The meeting house at Woolman Hill in Deerfield, Massachusetts, is an ancient historical structure brought to this Quaker Conference Center from its original location in North Dartmouth, where it had served as the Quaker Meeting House for two centuries but had lost its congregants some decades ago. In order to preserve this historical treasure and restore it to use as a place for worship, its trustees gifted the old Meeting House to the conference center, and the pertinent institutions had it jacked up, loaded on a flat-bed trailer, and moved from the Southeastern extremity of Massachusetts to the hill overlooking Deerfield in the west-central part of the state over100 miles away.

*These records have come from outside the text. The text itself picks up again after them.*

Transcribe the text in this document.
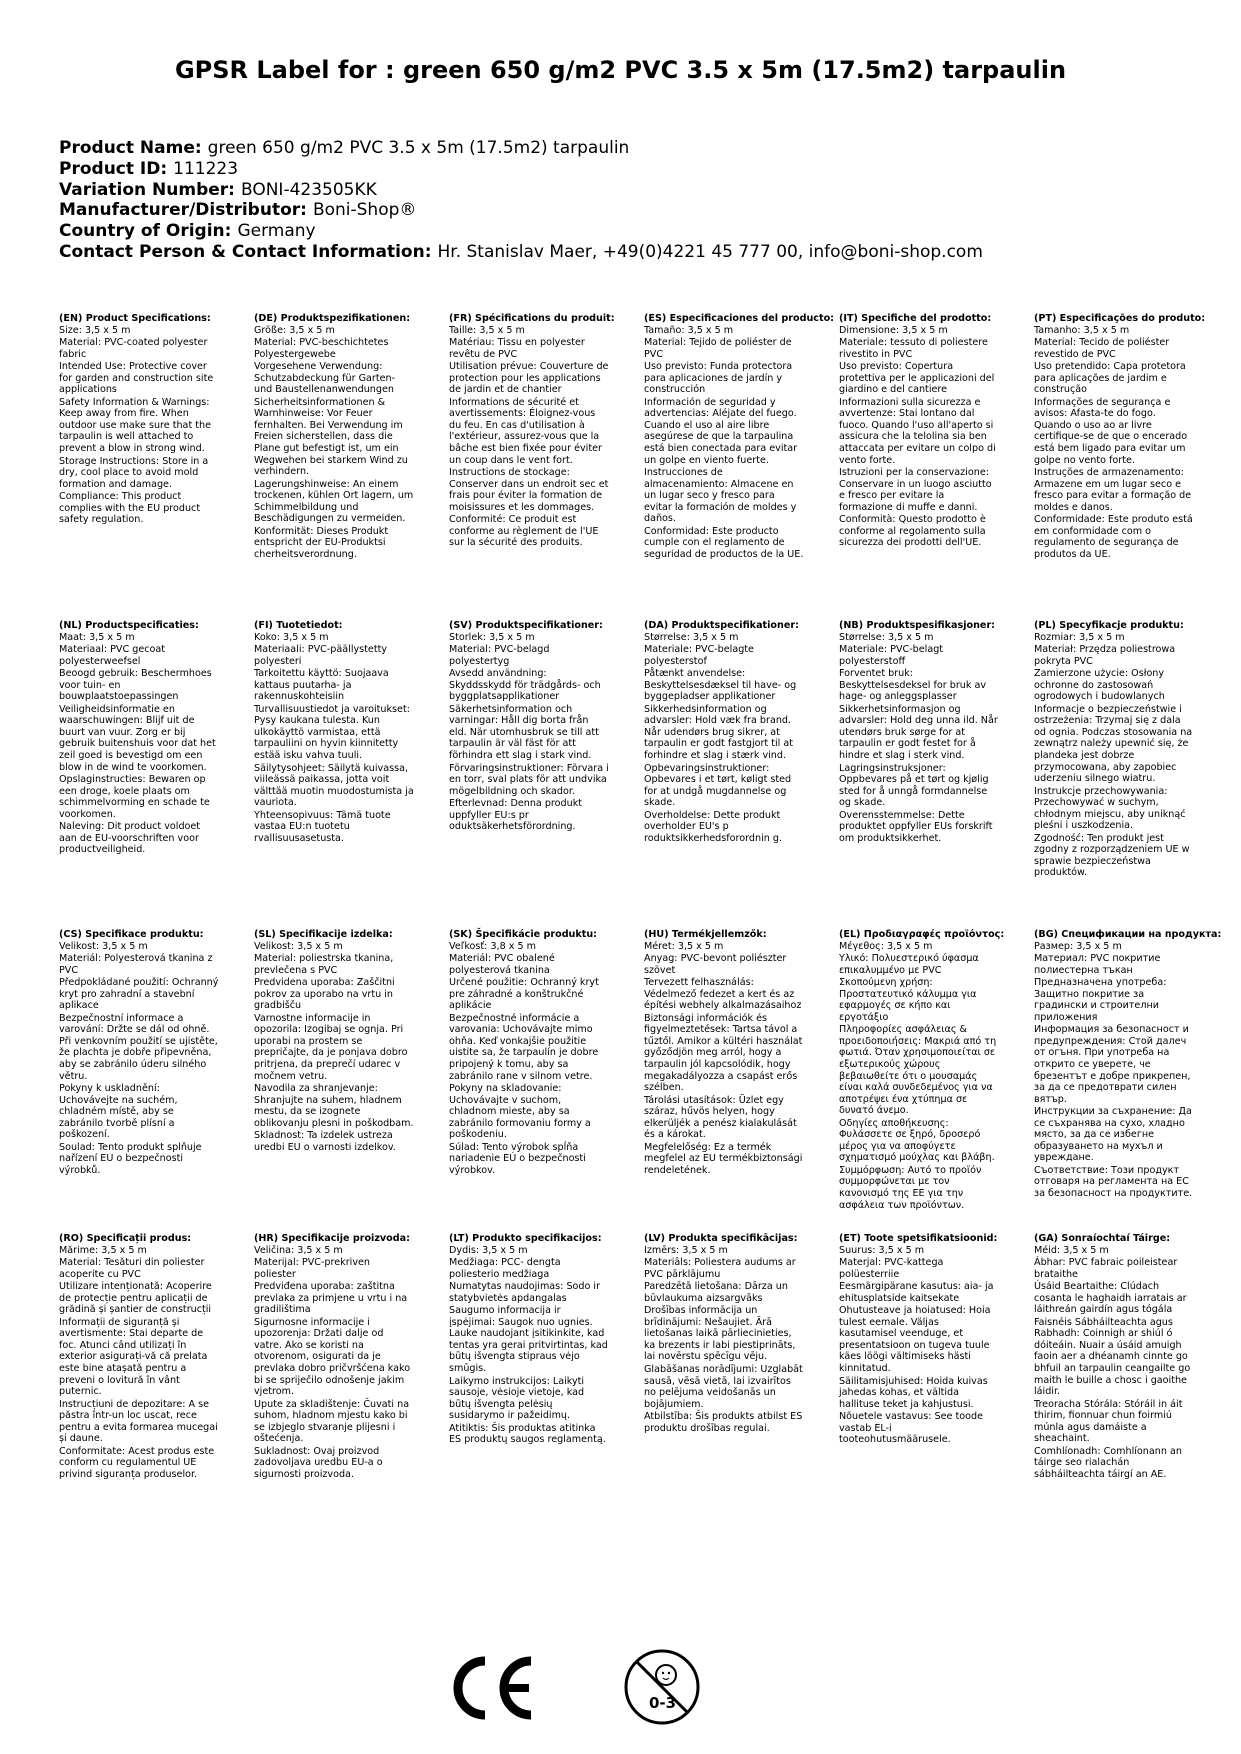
GPSR Label for : green 650 g/m2 PVC 3.5 x 5m (17.5m2) tarpaulin
Product Name: green 650 g/m2 PVC 3.5 x 5m (17.5m2) tarpaulin
Product ID: 111223
Variation Number: BONI-423505KK
Manufacturer/Distributor: Boni-Shop®
Country of Origin: Germany
Contact Person & Contact Information: Hr. Stanislav Maer, +49(0)4221 45 777 00, info@boni-shop.com
(EN) Product Specifications:
Size: 3,5 x 5 m
Material: PVC-coated polyester fabric
Intended Use: Protective cover for garden and construction site applications
Safety Information & Warnings: Keep away from fire. When outdoor use make sure that the tarpaulin is well attached to prevent a blow in strong wind.
Storage Instructions: Store in a dry, cool place to avoid mold formation and damage.
Compliance: This product complies with the EU product safety regulation.
(DE) Produktspezifikationen:
Größe: 3,5 x 5 m
Material: PVC-beschichtetes Polyestergewebe
Vorgesehene Verwendung: Schutzabdeckung für Garten- und Baustellenanwendungen
Sicherheitsinformationen & Warnhinweise: Vor Feuer fernhalten. Bei Verwendung im Freien sicherstellen, dass die Plane gut befestigt ist, um ein Wegwehen bei starkem Wind zu verhindern.
Lagerungshinweise: An einem trockenen, kühlen Ort lagern, um Schimmelbildung und Beschädigungen zu vermeiden.
Konformität: Dieses Produkt entspricht der EU-Produktsi cherheitsverordnung.
(FR) Spécifications du produit:
Taille: 3,5 x 5 m
Matériau: Tissu en polyester revêtu de PVC
Utilisation prévue: Couverture de protection pour les applications de jardin et de chantier
Informations de sécurité et avertissements: Éloignez-vous du feu. En cas d'utilisation à l'extérieur, assurez-vous que la bâche est bien fixée pour éviter un coup dans le vent fort.
Instructions de stockage: Conserver dans un endroit sec et frais pour éviter la formation de moisissures et les dommages.
Conformité: Ce produit est conforme au règlement de l'UE sur la sécurité des produits.
(ES) Especificaciones del producto:
Tamaño: 3,5 x 5 m
Material: Tejido de poliéster de PVC
Uso previsto: Funda protectora para aplicaciones de jardín y construcción
Información de seguridad y advertencias: Aléjate del fuego. Cuando el uso al aire libre asegúrese de que la tarpaulina está bien conectada para evitar un golpe en viento fuerte.
Instrucciones de almacenamiento: Almacene en un lugar seco y fresco para evitar la formación de moldes y daños.
Conformidad: Este producto cumple con el reglamento de seguridad de productos de la UE.
(IT) Specifiche del prodotto:
Dimensione: 3,5 x 5 m
Materiale: tessuto di poliestere rivestito in PVC
Uso previsto: Copertura protettiva per le applicazioni del giardino e del cantiere
Informazioni sulla sicurezza e avvertenze: Stai lontano dal fuoco. Quando l'uso all'aperto si assicura che la telolina sia ben attaccata per evitare un colpo di vento forte.
Istruzioni per la conservazione: Conservare in un luogo asciutto e fresco per evitare la formazione di muffe e danni.
Conformità: Questo prodotto è conforme al regolamento sulla sicurezza dei prodotti dell'UE.
(PT) Especificações do produto:
Tamanho: 3,5 x 5 m
Material: Tecido de poliéster revestido de PVC
Uso pretendido: Capa protetora para aplicações de jardim e construção
Informações de segurança e avisos: Afasta-te do fogo. Quando o uso ao ar livre certifique-se de que o encerado está bem ligado para evitar um golpe no vento forte.
Instruções de armazenamento: Armazene em um lugar seco e fresco para evitar a formação de moldes e danos.
Conformidade: Este produto está em conformidade com o regulamento de segurança de produtos da UE.
(NL) Productspecificaties:
Maat: 3,5 x 5 m
Materiaal: PVC gecoat polyesterweefsel
Beoogd gebruik: Beschermhoes voor tuin- en bouwplaatstoepassingen
Veiligheidsinformatie en waarschuwingen: Blijf uit de buurt van vuur. Zorg er bij gebruik buitenshuis voor dat het zeil goed is bevestigd om een blow in de wind te voorkomen.
Opslaginstructies: Bewaren op een droge, koele plaats om schimmelvorming en schade te voorkomen.
Naleving: Dit product voldoet aan de EU-voorschriften voor productveiligheid.
(FI) Tuotetiedot:
Koko: 3,5 x 5 m
Materiaali: PVC-päällystetty polyesteri
Tarkoitettu käyttö: Suojaava kattaus puutarha- ja rakennuskohteisiin
Turvallisuustiedot ja varoitukset: Pysy kaukana tulesta. Kun ulkokäyttö varmistaa, että tarpauliini on hyvin kiinnitetty estää isku vahva tuuli.
Säilytysohjeet: Säilytä kuivassa, viileässä paikassa, jotta voit välttää muotin muodostumista ja vauriota.
Yhteensopivuus: Tämä tuote vastaa EU:n tuotetu rvallisuusasetusta.
(SV) Produktspecifikationer:
Storlek: 3,5 x 5 m
Material: PVC-belagd polyestertyg
Avsedd användning: Skyddsskydd för trädgårds- och byggplatsapplikationer
Säkerhetsinformation och varningar: Håll dig borta från eld. När utomhusbruk se till att tarpaulin är väl fäst för att förhindra ett slag i stark vind.
Förvaringsinstruktioner: Förvara i en torr, sval plats för att undvika mögelbildning och skador.
Efterlevnad: Denna produkt uppfyller EU:s pr oduktsäkerhetsförordning.
(DA) Produktspecifikationer:
Størrelse: 3,5 x 5 m
Materiale: PVC-belagte polyesterstof
Påtænkt anvendelse: Beskyttelsesdæksel til have- og byggepladser applikationer
Sikkerhedsinformation og advarsler: Hold væk fra brand. Når udendørs brug sikrer, at tarpaulin er godt fastgjort til at forhindre et slag i stærk vind.
Opbevaringsinstruktioner: Opbevares i et tørt, køligt sted for at undgå mugdannelse og skade.
Overholdelse: Dette produkt overholder EU's p roduktsikkerhedsforordnin g.
(NB) Produktspesifikasjoner:
Størrelse: 3,5 x 5 m
Materiale: PVC-belagt polyesterstoff
Forventet bruk: Beskyttelsesdeksel for bruk av hage- og anleggsplasser
Sikkerhetsinformasjon og advarsler: Hold deg unna ild. Når utendørs bruk sørge for at tarpaulin er godt festet for å hindre et slag i sterk vind.
Lagringsinstruksjoner: Oppbevares på et tørt og kjølig sted for å unngå formdannelse og skade.
Overensstemmelse: Dette produktet oppfyller EUs forskrift om produktsikkerhet.
(PL) Specyfikacje produktu:
Rozmiar: 3,5 x 5 m
Materiał: Przędza poliestrowa pokryta PVC
Zamierzone użycie: Osłony ochronne do zastosowań ogrodowych i budowlanych
Informacje o bezpieczeństwie i ostrzeżenia: Trzymaj się z dala od ognia. Podczas stosowania na zewnątrz należy upewnić się, że plandeka jest dobrze przymocowana, aby zapobiec uderzeniu silnego wiatru.
Instrukcje przechowywania: Przechowywać w suchym, chłodnym miejscu, aby uniknąć pleśni i uszkodzenia.
Zgodność: Ten produkt jest zgodny z rozporządzeniem UE w sprawie bezpieczeństwa produktów.
(CS) Specifikace produktu:
Velikost: 3,5 x 5 m
Materiál: Polyesterová tkanina z PVC
Předpokládané použití: Ochranný kryt pro zahradní a stavební aplikace
Bezpečnostní informace a varování: Držte se dál od ohně. Při venkovním použití se ujistěte, že plachta je dobře připevněna, aby se zabránilo úderu silného větru.
Pokyny k uskladnění: Uchovávejte na suchém, chladném místě, aby se zabránilo tvorbě plísní a poškození.
Soulad: Tento produkt splňuje nařízení EU o bezpečnosti výrobků.
(SL) Specifikacije izdelka:
Velikost: 3,5 x 5 m
Material: poliestrska tkanina, prevlečena s PVC
Predvidena uporaba: Zaščitni pokrov za uporabo na vrtu in gradbišču
Varnostne informacije in opozorila: Izogibaj se ognja. Pri uporabi na prostem se prepričajte, da je ponjava dobro pritrjena, da preprečí udarec v močnem vetru.
Navodila za shranjevanje: Shranjujte na suhem, hladnem mestu, da se izognete oblikovanju plesni in poškodbam.
Skladnost: Ta izdelek ustreza uredbi EU o varnosti izdelkov.
(SK) Špecifikácie produktu:
Veľkosť: 3,8 x 5 m
Materiál: PVC obalené polyesterová tkanina
Určené použitie: Ochranný kryt pre záhradné a konštrukčné aplikácie
Bezpečnostné informácie a varovania: Uchovávajte mimo ohňa. Keď vonkajšie použitie uistite sa, že tarpaulín je dobre pripojený k tomu, aby sa zabránilo rane v silnom vetre.
Pokyny na skladovanie: Uchovávajte v suchom, chladnom mieste, aby sa zabránilo formovaniu formy a poškodeniu.
Súlad: Tento výrobok spĺňa nariadenie EÚ o bezpečnosti výrobkov.
(HU) Termékjellemzők:
Méret: 3,5 x 5 m
Anyag: PVC-bevont poliészter szövet
Tervezett felhasználás: Védelmező fedezet a kert és az építési webhely alkalmazásaihoz
Biztonsági információk és figyelmeztetések: Tartsa távol a tűztől. Amikor a kültéri használat győződjön meg arról, hogy a tarpaulin jól kapcsolódik, hogy megakadályozza a csapást erős szélben.
Tárolási utasítások: Üzlet egy száraz, hűvös helyen, hogy elkerüljék a penész kialakulását és a károkat.
Megfelelőség: Ez a termék megfelel az EU termékbiztonsági rendeletének.
(EL) Προδιαγραφές προϊόντος:
Μέγεθος: 3,5 x 5 m
Υλικό: Πολυεστερικό ύφασμα επικαλυμμένο με PVC
Σκοπούμενη χρήση: Προστατευτικό κάλυμμα για εφαρμογές σε κήπο και εργοτάξιο
Πληροφορίες ασφάλειας & προειδοποιήσεις: Μακριά από τη φωτιά. Όταν χρησιμοποιείται σε εξωτερικούς χώρους βεβαιωθείτε ότι ο μουσαμάς είναι καλά συνδεδεμένος για να αποτρέψει ένα χτύπημα σε δυνατό άνεμο.
Οδηγίες αποθήκευσης: Φυλάσσετε σε ξηρό, δροσερό μέρος για να αποφύγετε σχηματισμό μούχλας και βλάβη.
Συμμόρφωση: Αυτό το προϊόν συμμορφώνεται με τον κανονισμό της ΕΕ για την ασφάλεια των προϊόντων.
(BG) Спецификации на продукта:
Размер: 3,5 x 5 m
Материал: PVC покритие полиестерна тъкан
Предназначена употреба: Защитно покритие за градински и строителни приложения
Информация за безопасност и предупреждения: Стой далеч от огъня. При употреба на открито се уверете, че брезентът е добре прикрепен, за да се предотврати силен вятър.
Инструкции за съхранение: Да се съхранява на сухо, хладно място, за да се избегне образуването на мухъл и увреждане.
Съответствие: Този продукт отговаря на регламента на ЕС за безопасност на продуктите.
(RO) Specificații produs:
Mărime: 3,5 x 5 m
Material: Tesături din poliester acoperite cu PVC
Utilizare intenționată: Acoperire de protecție pentru aplicații de grădină și șantier de construcții
Informații de siguranță și avertismente: Stai departe de foc. Atunci când utilizați în exterior asigurați-vă că prelata este bine atașată pentru a preveni o lovitură în vânt puternic.
Instrucțiuni de depozitare: A se păstra într-un loc uscat, rece pentru a evita formarea mucegai și daune.
Conformitate: Acest produs este conform cu regulamentul UE privind siguranța produselor.
(HR) Specifikacije proizvoda:
Veličina: 3,5 x 5 m
Materijal: PVC-prekriven poliester
Predviđena uporaba: zaštitna prevlaka za primjene u vrtu i na gradilištima
Sigurnosne informacije i upozorenja: Držati dalje od vatre. Ako se koristi na otvorenom, osigurati da je prevlaka dobro pričvršćena kako bi se spriječilo odnošenje jakim vjetrom.
Upute za skladištenje: Čuvati na suhom, hladnom mjestu kako bi se izbjeglo stvaranje plijesni i oštećenja.
Sukladnost: Ovaj proizvod zadovoljava uredbu EU-a o sigurnosti proizvoda.
(LT) Produkto specifikacijos:
Dydis: 3,5 x 5 m
Medžiaga: PCC- dengta poliesterio medžiaga
Numatytas naudojimas: Sodo ir statybvietės apdangalas
Saugumo informacija ir įspėjimai: Saugok nuo ugnies. Lauke naudojant įsitikinkite, kad tentas yra gerai pritvirtintas, kad būtų išvengta stiprаus vėjo smūgis.
Laikymo instrukcijos: Laikyti sausoje, vėsioje vietoje, kad būtų išvengta pelėsių susidarymo ir pažeidimų.
Atitiktis: Šis produktas atitinka ES produktų saugos reglamentą.
(LV) Produkta specifikācijas:
Izmērs: 3,5 x 5 m
Materiāls: Poliestera audums ar PVC pārklājumu
Paredzētā lietošana: Dārza un būvlaukuma aizsargvāks
Drošības informācija un brīdinājumi: Nešaujiet. Ārā lietošanas laikā pārliecinieties, ka brezents ir labi piestiprināts, lai novērstu spēcīgu vēju.
Glabāšanas norādījumi: Uzglabāt sausā, vēsā vietā, lai izvairītos no pelējuma veidošanās un bojājumiem.
Atbilstība: Šis produkts atbilst ES produktu drošības regulai.
(ET) Toote spetsifikatsioonid:
Suurus: 3,5 x 5 m
Materjal: PVC-kattega polüesterriie
Eesmärgipärane kasutus: aia- ja ehitusplatside kaitsekate
Ohutusteave ja hoiatused: Hoia tulest eemale. Väljas kasutamisel veenduge, et presentatsioon on tugeva tuule käes löögi vältimiseks hästi kinnitatud.
Säilitamisjuhised: Hoida kuivas jahedas kohas, et vältida hallituse teket ja kahjustusi.
Nõuetele vastavus: See toode vastab EL-i tooteohutusmäärusele.
(GA) Sonraíochtaí Táirge:
Méid: 3,5 x 5 m
Ábhar: PVC fabraic poileistear brataithe
Úsáid Beartaithe: Clúdach cosanta le haghaidh iarratais ar láithreán gairdín agus tógála
Faisnéis Sábháilteachta agus Rabhadh: Coinnigh ar shiúl ó dóiteáin. Nuair a úsáid amuigh faoin aer a dhéanamh cinnte go bhfuil an tarpaulin ceangailte go maith le buille a chosc i gaoithe láidir.
Treoracha Stórála: Stóráil in áit thirim, fionnuar chun foirmiú múnla agus damáiste a sheachaint.
Comhlíonadh: Comhlíonann an táirge seo rialachán sábháilteachta táirgí an AE.
0-3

I have visited Woolman Hill at least annually for some years and have invariably meditated within this beautiful structure. I was vaguely aware that, originally, women and men used separate entrances, and sat on separate sides, but I’ve forgotten which side served whom. I had even noticed the once movable panels, sliding up and down in vertical slots, presumably to obscure the distracting visages of congregants of the opposite sex. On a recent visit, I took note of a segment of rope at the top of each off the four panels, which I take to have been connected to a mechanism for lowering them, though I doubt that this mechanism is currently functional. More: one of the panels has, at its bottom, a hinged door about 18 inches wide and 26 inches tall. What was the function of that door?
At first I thought that, perhaps, children no taller than two feet could be allowed to shuttle between Father and Mother when the strain of Quaker silence became unbearable. Then, unaccountably, I imagined family dogs might use that passage, though upon reflection, I suspect that pets were not welcome at Quaker Meetings for Worship. Nevertheless, I delighted in thinking of this mysterious opening as the “dog and kiddie” door. But then it became both a metaphor and the germ of a game, “name that door.”
I like to think of myself as a social change activist, seeking a more just and peaceful world with due respect for and connection with the earth, the water, the air — indeed, all the living components of the natural world. I want, in Gandhi’s words, “to become the change I wish to see in the world.” The difficulty in this enterprise is that I stay in my comfort zone: I self-select or self-segregate by sitting with those who share my vision of change. I “speak to the choir.” I get few opportunities to speak with those who have an opposing vision: they shun my presence as I shun theirs; they do not hear my sermons any more than I attend theirs. And it is THAT which that door symbolizes: the space that the comprises the common interest of people sitting in isolation from one another, like the toddlers shared by the Father and the Mother traditionally seated on the two sides of a partition.
The challenge of “Name that Door” is to identify the myriad commonalities between the factions.